The management of finances is a core responsibility for every company. There is much more to it than just making sure that your business has enough money coming in to pay its bills. Financial management also involves the careful development of a strategy that will increase profits while at the same time minimizing the chance of financial loss or bankruptcy. There is an art to all this and it is not something you can master overnight.
Small business finance, simply put, is the managing and raising of capital by business companies. Finance, planning, analysis, control, and financial operations are all tasks of the finance manager, who is often very close to the helm of a company’s organizational structure. While there are several other aspects of small business finance that must be addressed, these are the most important. The other areas of concern will likely be found in individual reports that your CPA provides on a yearly basis to the board of directors.
In order to effectively manage capital, you must have a well-developed financial plan that will address both short-term and long-term goals. Short-term goals include increasing profits, reducing expenses, expanding customer bases, increasing shareholder equity, increasing working capital, reducing debt, and using the capital to address growth opportunities. Long-term goals are similar to the above but instead of focusing on profit in the short term, they focus on building the organization’s capital structure over the long term.
A firm’s financial health is closely tied to its level of debt. Managing debt efficiently is a key component to the management of profits and market share. One way to manage debt is through the use of corporate debt and venture capital investments. Venture capital investments include angel investors, venture capitalists, mortgage bankers, financial institutions such as banks and brokers, and/or other forms of private funding.

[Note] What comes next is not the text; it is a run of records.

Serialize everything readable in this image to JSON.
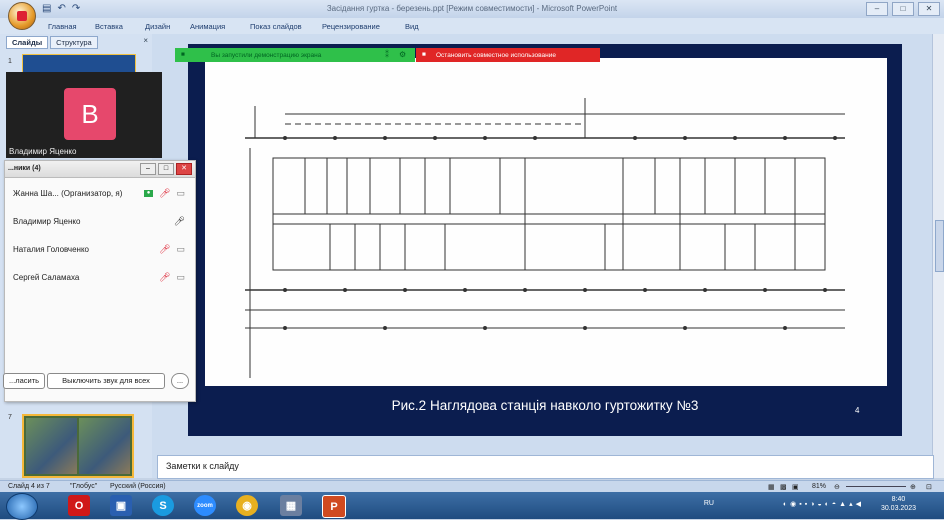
{
  "app": {
    "title": "Засідання гуртка - березень.ppt [Режим совместимости] - Microsoft PowerPoint",
    "qat_icons": [
      "save-icon",
      "undo-icon",
      "redo-icon"
    ],
    "window_controls": [
      "minimize-icon",
      "restore-icon",
      "close-icon"
    ]
  },
  "ribbon": {
    "tabs": [
      "Главная",
      "Вставка",
      "Дизайн",
      "Анимация",
      "Показ слайдов",
      "Рецензирование",
      "Вид"
    ]
  },
  "left_pane": {
    "tabs": [
      "Слайды",
      "Структура"
    ],
    "close": "×",
    "slide_numbers": [
      "1",
      "7"
    ]
  },
  "video": {
    "avatar_letter": "В",
    "name": "Владимир Яценко"
  },
  "participants": {
    "title": "...ники (4)",
    "rows": [
      {
        "name": "Жанна Ша... (Организатор, я)",
        "host_badge": true,
        "mic": "muted",
        "cam": "off"
      },
      {
        "name": "Владимир Яценко",
        "host_badge": false,
        "mic": "on",
        "cam": "none"
      },
      {
        "name": "Наталия Головченко",
        "host_badge": false,
        "mic": "muted",
        "cam": "off"
      },
      {
        "name": "Сергей Саламаха",
        "host_badge": false,
        "mic": "muted",
        "cam": "off"
      }
    ],
    "buttons": {
      "invite": "...ласить",
      "mute_all": "Выключить звук для всех",
      "more": "..."
    }
  },
  "share": {
    "green_text": "Вы запустили демонстрацию экрана",
    "red_text": "Остановить совместное использование"
  },
  "slide": {
    "caption": "Рис.2  Наглядова станція навколо гуртожитку №3",
    "number": "4"
  },
  "notes": {
    "placeholder": "Заметки к слайду"
  },
  "status": {
    "slide_info": "Слайд 4 из 7",
    "theme": "\"Глобус\"",
    "language": "Русский (Россия)",
    "zoom": "81%"
  },
  "taskbar": {
    "apps": [
      {
        "icon": "opera-icon",
        "color": "#d01818",
        "label": "O"
      },
      {
        "icon": "save-floppy-icon",
        "color": "#2a5fb0",
        "label": "▣"
      },
      {
        "icon": "skype-icon",
        "color": "#1a9be0",
        "label": "S"
      },
      {
        "icon": "zoom-icon",
        "color": "#2d8cff",
        "label": "zoom"
      },
      {
        "icon": "chrome-icon",
        "color": "#e8b020",
        "label": "◉"
      },
      {
        "icon": "file-manager-icon",
        "color": "#6b7fa0",
        "label": "▦"
      },
      {
        "icon": "powerpoint-icon",
        "color": "#d04a20",
        "label": "P"
      }
    ],
    "language": "RU",
    "time": "8:40",
    "date": "30.03.2023"
  }
}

Capital is important for the functioning of a business, which is why most business owners work with a finance advisor. These finance advisors analyze the business’s financial situation, determine its needs, and recommend the most effective routes to achieve those needs. To be an efficient finance advisor, one must be very aware of all aspects of business finance including pricing, risk management, income, valuation, and financial ratios. Finance advisors can be found in all areas of business life including: manufacturing, sales, marketing, and finance. Finance also includes a wide variety of investment products including derivatives, foreign exchange, venture capital, insurance, and more.
Business finance includes three major areas: personal finance, business finance, and business operations finance. Personal finance relates to how a company spends its money; business finance refers to how a company uses its capital assets. In addition to capital requirements, business operations finance addresses many other issues such as information systems, human resources, manufacturing, sales, marketing, etc. All three areas require different methods of financing depending upon the type of business being served.

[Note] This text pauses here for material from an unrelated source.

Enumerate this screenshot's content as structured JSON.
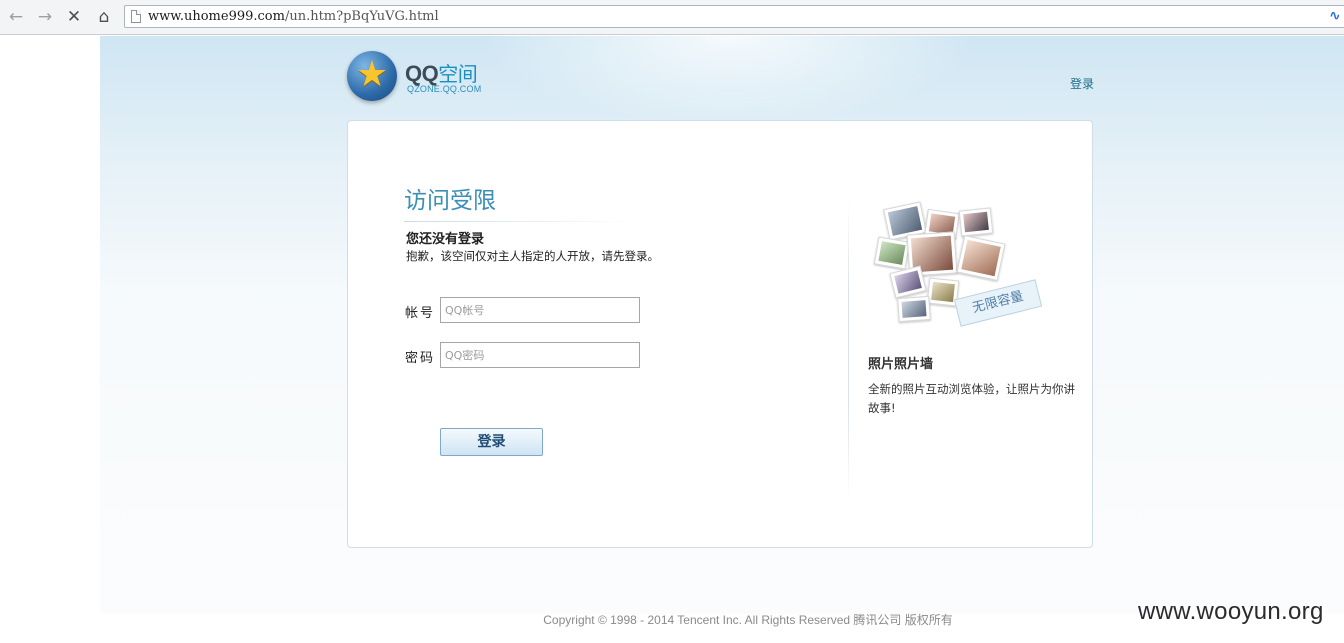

The third area of business finance concerns the creation and allocation of working capital. The term “working capital” encompasses funds needed to run the day-to-day operations of a business. Typically, small businesses obtain short-term loans from family or friends for immediate use. However, if these loans are not repaid promptly, some banks and other lending institutions may turn the business owner’s deposits into working capital. For working capital management, small business owners will typically work with their finance advisor to develop a short-term cash flow plan that will cover necessary expenses while at the same time providing enough cash flow to cover short-term cash needs.
Small business finance formulas will vary according to the type of business being served. The goal of any financial advisor will always be to assist a client in achieving their financial goals. Therefore, the formula used by the advisor must be based upon the type of business being served and the goals that are being sought to be achieved. In addition, the formula should be based upon sound quantitative and qualitative analysis methods that maximize the effectiveness of its applications.